By the end of the decade, however, changes were coming to the industry that even Evangelion couldn’t stop. Thanks in part to the rise of high-end adult collectibles from overseas companies like McFarlane Toys, demand rose for completed figures and toys; collectibles that wouldn’t require the time or effort of a garage kit but still provide a high level of quality and display potential.
A Dichotomy of Plastic
The official Wonder Festival website describes the 2000 Winter event as representing a major shift in what people wanted, saying that the most popular item in the event hall that year was action figures. A year later at the 2001 Summer event, there was even a “McFarlane Toy Figure Show.” It wasn’t just overseas companies that were embracing this change, however, with lots of long-standing garage kit manufacturers jumping in.
Max Factory had been experimenting with pre-painted kits since 1988, initially starting with a RoboCop figure and later offering a range of pre-painted Guyver models. In 2004 they released a pre-painted figure from the video game series Dead or Alive, based on the character Kasumi. It sold 44,000 copies and proved to be a huge hit for the company. While that style of figure drew inspiration from a long line of figure garage kits, other garage kit manufacturers, like Fewture, took more direct inspiration from McFarlane toys and released figures in the American style. Regardless of the approach, the intention was the same; offer a high-quality figure to enthusiasts who didn’t want to spend the time to build a model.

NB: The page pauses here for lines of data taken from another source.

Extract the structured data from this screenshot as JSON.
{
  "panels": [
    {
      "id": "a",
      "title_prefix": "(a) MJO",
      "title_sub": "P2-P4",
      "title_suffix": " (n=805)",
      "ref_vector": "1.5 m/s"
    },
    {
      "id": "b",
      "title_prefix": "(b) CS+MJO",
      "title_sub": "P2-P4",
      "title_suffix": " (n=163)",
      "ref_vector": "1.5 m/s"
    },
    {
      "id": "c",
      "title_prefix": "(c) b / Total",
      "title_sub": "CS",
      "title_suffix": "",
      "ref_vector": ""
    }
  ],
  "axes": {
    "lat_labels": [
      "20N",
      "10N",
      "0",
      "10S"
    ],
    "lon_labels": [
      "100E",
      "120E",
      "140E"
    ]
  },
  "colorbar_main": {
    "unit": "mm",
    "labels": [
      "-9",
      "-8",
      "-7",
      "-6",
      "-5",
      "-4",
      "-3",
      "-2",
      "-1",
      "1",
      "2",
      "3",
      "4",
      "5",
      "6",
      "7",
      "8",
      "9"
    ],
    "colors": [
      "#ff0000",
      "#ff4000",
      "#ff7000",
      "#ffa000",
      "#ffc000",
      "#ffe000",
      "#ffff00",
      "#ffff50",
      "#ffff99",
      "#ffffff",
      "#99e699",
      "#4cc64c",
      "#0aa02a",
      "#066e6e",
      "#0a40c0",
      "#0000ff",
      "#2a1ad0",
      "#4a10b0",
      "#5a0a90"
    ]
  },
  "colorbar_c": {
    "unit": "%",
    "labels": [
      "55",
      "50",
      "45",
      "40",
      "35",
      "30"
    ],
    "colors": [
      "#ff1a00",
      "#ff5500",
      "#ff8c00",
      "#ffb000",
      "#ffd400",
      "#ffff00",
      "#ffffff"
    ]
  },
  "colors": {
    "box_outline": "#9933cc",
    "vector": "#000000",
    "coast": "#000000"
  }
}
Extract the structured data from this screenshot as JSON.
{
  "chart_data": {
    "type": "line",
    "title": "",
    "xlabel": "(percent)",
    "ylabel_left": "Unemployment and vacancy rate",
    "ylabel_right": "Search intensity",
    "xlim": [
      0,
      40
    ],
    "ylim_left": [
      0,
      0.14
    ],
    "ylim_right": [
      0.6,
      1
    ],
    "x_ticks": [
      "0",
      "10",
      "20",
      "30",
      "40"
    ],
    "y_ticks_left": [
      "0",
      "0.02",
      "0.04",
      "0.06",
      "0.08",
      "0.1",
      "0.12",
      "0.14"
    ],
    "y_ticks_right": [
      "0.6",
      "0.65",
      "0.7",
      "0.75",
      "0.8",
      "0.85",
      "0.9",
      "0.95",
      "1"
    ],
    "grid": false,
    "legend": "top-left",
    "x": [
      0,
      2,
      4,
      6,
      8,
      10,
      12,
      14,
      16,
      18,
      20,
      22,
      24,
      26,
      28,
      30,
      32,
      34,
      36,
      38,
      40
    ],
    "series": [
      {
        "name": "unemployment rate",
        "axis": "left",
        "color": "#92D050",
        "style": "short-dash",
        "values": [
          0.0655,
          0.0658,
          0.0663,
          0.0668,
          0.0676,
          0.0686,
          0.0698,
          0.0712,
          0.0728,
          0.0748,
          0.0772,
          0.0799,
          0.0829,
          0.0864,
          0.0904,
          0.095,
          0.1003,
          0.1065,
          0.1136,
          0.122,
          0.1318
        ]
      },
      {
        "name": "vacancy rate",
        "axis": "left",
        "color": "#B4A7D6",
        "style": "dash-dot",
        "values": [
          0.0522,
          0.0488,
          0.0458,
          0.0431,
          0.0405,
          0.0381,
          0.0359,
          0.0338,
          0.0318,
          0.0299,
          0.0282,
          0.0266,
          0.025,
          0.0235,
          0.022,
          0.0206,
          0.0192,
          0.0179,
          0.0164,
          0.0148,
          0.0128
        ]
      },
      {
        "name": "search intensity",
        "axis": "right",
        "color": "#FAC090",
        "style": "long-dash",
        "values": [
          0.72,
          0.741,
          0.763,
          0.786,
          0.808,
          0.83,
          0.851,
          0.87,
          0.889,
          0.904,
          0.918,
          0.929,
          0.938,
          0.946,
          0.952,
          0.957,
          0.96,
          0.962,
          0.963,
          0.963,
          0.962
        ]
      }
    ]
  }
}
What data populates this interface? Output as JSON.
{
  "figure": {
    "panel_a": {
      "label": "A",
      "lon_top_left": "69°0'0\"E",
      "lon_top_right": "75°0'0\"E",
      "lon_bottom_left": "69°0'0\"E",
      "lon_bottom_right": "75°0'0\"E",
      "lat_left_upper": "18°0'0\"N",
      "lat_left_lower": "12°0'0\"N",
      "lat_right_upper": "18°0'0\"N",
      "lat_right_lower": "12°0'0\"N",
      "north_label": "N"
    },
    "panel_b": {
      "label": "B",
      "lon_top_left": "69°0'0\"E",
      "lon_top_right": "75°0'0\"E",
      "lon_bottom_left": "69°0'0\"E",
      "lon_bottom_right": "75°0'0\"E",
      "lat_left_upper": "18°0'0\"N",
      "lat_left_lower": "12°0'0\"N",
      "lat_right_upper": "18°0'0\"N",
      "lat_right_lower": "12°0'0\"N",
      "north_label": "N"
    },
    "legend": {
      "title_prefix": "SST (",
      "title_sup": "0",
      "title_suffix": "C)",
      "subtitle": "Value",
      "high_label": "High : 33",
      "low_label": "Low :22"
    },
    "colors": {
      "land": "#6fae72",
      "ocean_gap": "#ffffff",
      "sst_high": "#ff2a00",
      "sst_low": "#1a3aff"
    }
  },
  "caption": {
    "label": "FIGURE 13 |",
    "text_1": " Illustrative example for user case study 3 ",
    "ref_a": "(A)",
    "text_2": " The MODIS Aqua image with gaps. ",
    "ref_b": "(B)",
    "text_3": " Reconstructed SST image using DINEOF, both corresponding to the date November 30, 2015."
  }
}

According to Wonder Festival’s own website, as early as 2003 the value of the garage kit portion of the convention was coming into question. The popularity of finished goods certainly suggested that trends were moving in that direction and the days of the old-fashioned, build-it-yourself garage kit might be finished. Thankfully that didn’t happen, and today the event splits its space between big manufacturers showing off their latest toys and figures and the small-time garage kits manufacturers who are still able to get one-day licenses for their kits.